The way that Shotwell brings to life the musical world of late 18th-century Vienna provides some of my favorite writing of the novel. On Anna's first experience of Mozart playing the pianoforte:
Anna had seen many virtuosi play. Wolfgang Mozart surpassed them all. He exhaled, and so many breathing notes unfurled from his unhesitating hands. He played as she had always wished to sing--how she imagined she might sing if she were not so excitable and striving, but selfless and assured, bound to music alone. His expression hardly altered. He looked as if he were listening to a soothing prophecy about the flicity of his children. His eyes, relaxed and open, took in the room and yet looked atnothing. The smile on his lips was scarcely there--a smile for himself, alone, because he felt no need to parade his emotions for their benefit. He would not distract them from his music, nor undermine the balance of its perfection with aping or sighs. He looked as noble and quiet as a physician tending to miraculously reviving child, and no one seemed to take more pleasure in his art, for all his equanimity of expression, than he himself.
On the rehearsal process of The Marriage of Figaro:
The company had divided into factions over the new Mozart opera. On one side, resenting it, were Stefano Mandini, his wife, Maria, and Luisa Laschi. The Bussanis swayed with the winds but were usually found over by the Mandini-Laschi borer, leaving only Anna and Michael Kelly solidly championing the opera.

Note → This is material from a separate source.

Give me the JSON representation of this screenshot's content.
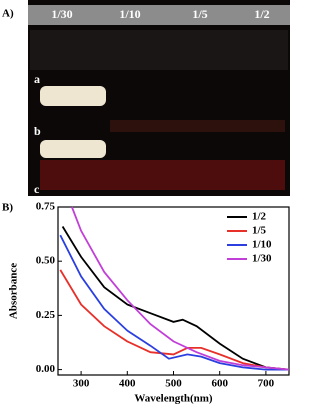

Benucci refused to ally himself one way or the other.

The root of the problem came down to matters of laziness and pride, and a reluctance to do anything unfamiliar. Mozart, try as he might to compose in an Italian style, was Austrian, and this bothered some of them. His opera was exceptional in its length and difficulty. They were used to singing dry recitative, as easy and natural to them as speech, easy duets and trios, and simple arias. But Mozart put everythin together so that one musical number ran into the next without rest. He did not only require them to sing duets or quartets: he required sextets. Performing one of these elaborate ensembles was like baking a new dish for a king, on pain of death, when none of the proper ingredients were at hand and everyone had only fragments of the recipe. Everything must be memorized and perfectly timed.
I particularly enjoyed how Vivien Shotwell's experience as a singer (she's the real thing and from Nova Scotia, no less) informed the narrative of the novel. Vienna Nocturne deeply immerses us in the experience of what it might have been like for an English singer to become successful in Italy in the 1780's, move to Vienna as a member of Joseph II's resident operatic ensemble, and create one of the leading roles in what would become the most famous opera of the 18th century.